Esa incapacidad para hablar de mi vida como no sea en relación con lo colectivo, me ha atado de manos. En mi trabajo sólo he escrito un texto autobiográfico y todo lo que tiene qué ver con él está asociado, en mi percepción, con el aura incómoda de esos sueños en los que uno anda en calzones por la calle. Si le añado que no me sé promocionar, resulta que, solita, me he puesto al margen.

Al fin, escribir fue inevitable. Antes de rendirme y hacerlo, tuve empleos variadísimos. Me convencí de tener otros talantes: quise ser panadera, jardinera, maestra –eso sí soy y seré, parafraseando a Quevedo–, locutora. Nunca intenté estas cosas con pasión, aunque todo lo hice con ganas. Siempre quedaba el impulso clandestino de escribir lo que traía en mente. Asuntos que, generalmente, no tienen qué ver con mi vida cotidiana.

Al fin, me rendí. Me puse a escribir con fervor. Hay semanas y, en un caso, años, en los que he vivido más en los libros de mi biblioteca y las páginas que redacto, que en la vida puertas afuera. Todo esto entendido como un gaje del oficio; no es una queja. Después de esos encierros uno vuelve al mundo con la mirada más clara. Sobre todo, si en el encierro leyó poesía, actividad esencial para el alma.

Hay quien escribe un libro al año, con desenfado y sin sufrir. Me dan envidia y me hacen sentir confusamente masoquista. Hay otros, entre los que me cuento, que son capaces de quedarse una semana con un párrafo mal hecho entre ceja y oreja, escribiendo dizque correcciones en la parte de atrás de la lista del súper mientras se hace cola en la caja. Todo, para llegar a la casa, leer la corrección y comprobar que algo parecido ya estaba garabateado en otra parte, quizás en un post it pegado a la pantalla de la computadora.

Pero qué quieren. Es tan inútil resistirse como querer tener otra altura, otro color de ojos, otra lengua materna. Se escribe pese a todo: aunque en México se lea poco y se ataque a los escritores desde la tribuna más poderosa del país.

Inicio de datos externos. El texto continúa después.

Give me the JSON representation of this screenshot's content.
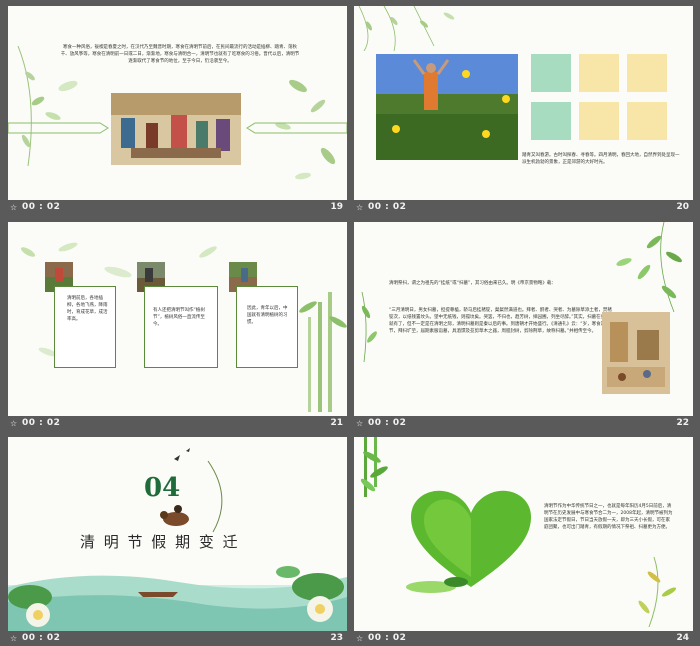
{
  "slides": [
    {
      "number": "19",
      "time": "00 : 02",
      "paragraph": "寒食一种风俗，祓禊是春夏之时，在汉代乃至魏晋时期，寒食在清明节前后，在民间最流行的活动是插柳、踏青、荡秋千、放风筝等，寒食在清明前一日或二日，渐渐地，寒食与清明合一，清明节也就有了吃寒食的习俗。晋代以后，清明节逐渐取代了寒食节的地位，至于今日，仍沿袭至今。"
    },
    {
      "number": "20",
      "time": "00 : 02",
      "caption": "踏青又叫春游。古时叫探春、寻春等。四月清明，春回大地，自然界到处呈现一派生机勃勃的景象，正是郊游的大好时光。",
      "grid_colors": [
        "#a8dcc0",
        "#f8e6a8",
        "#f8e6a8",
        "#a8dcc0",
        "#f8e6a8",
        "#f8e6a8"
      ]
    },
    {
      "number": "21",
      "time": "00 : 02",
      "cards": [
        {
          "text": "清明前后，各地插柳，各地飞燕，降雨时，育成花草，成活率高。"
        },
        {
          "text": "有人还把清明节叫作“植树节”，植树风俗一直流传至今。"
        },
        {
          "text": "因此，青年以后，中国就有清明植树的习惯。"
        }
      ]
    },
    {
      "number": "22",
      "time": "00 : 02",
      "para1": "清明祭扫，谓之为祖先的“挂纸”或“扫墓”，其习俗由来已久。明《帝京景物略》载：",
      "para2": "“三月清明日，男女扫墓，担提尊榼，轿马后挂楮锭，粲粲然满道也。拜者、酹者、哭者、为墓除草添土者，焚楮锭次，以纸钱置坟头。望中无纸钱，则孤坟矣。哭罢，不归也，趋芳树，择园圃，列坐尽醉。”其实，扫墓在秦以前就有了，但不一定是在清明之际，清明扫墓则是秦以后的事。到唐朝才开始盛行。《清通礼》云：“岁，寒食及霜降节，拜扫圹茔，届期素服诣墓，具酒馔及芟剪草木之器，周胝封树，剪除荆草，故称扫墓。”并相传至今。"
    },
    {
      "number": "23",
      "time": "00 : 02",
      "badge": "04",
      "title": "清 明 节 假 期 变 迁"
    },
    {
      "number": "24",
      "time": "00 : 02",
      "paragraph": "清明节作为中华传统节日之一，也就是每年阳历4月5日前后，清明节在历史发展中与寒食节合二为一，2008年起，清明节被列为国家法定节假日，节日当天放假一天，即为三天小长假，可在家庭团聚，也可出门踏青，有假期的情况下祭祖、扫墓更为方便。"
    }
  ]
}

El Tiempo, así con mayúsculas, ha dado pruebas de que los escritores son necesarios. No yo. Otros, pero los hay. Pocos saben quién reinaba en España cuando se escribió El Quijote, pero todos saben, incluso aquellos que no lo han leído, que don Quijote se lanzó contra los molinos de viento. Y como dice Sancho: “No digo más.”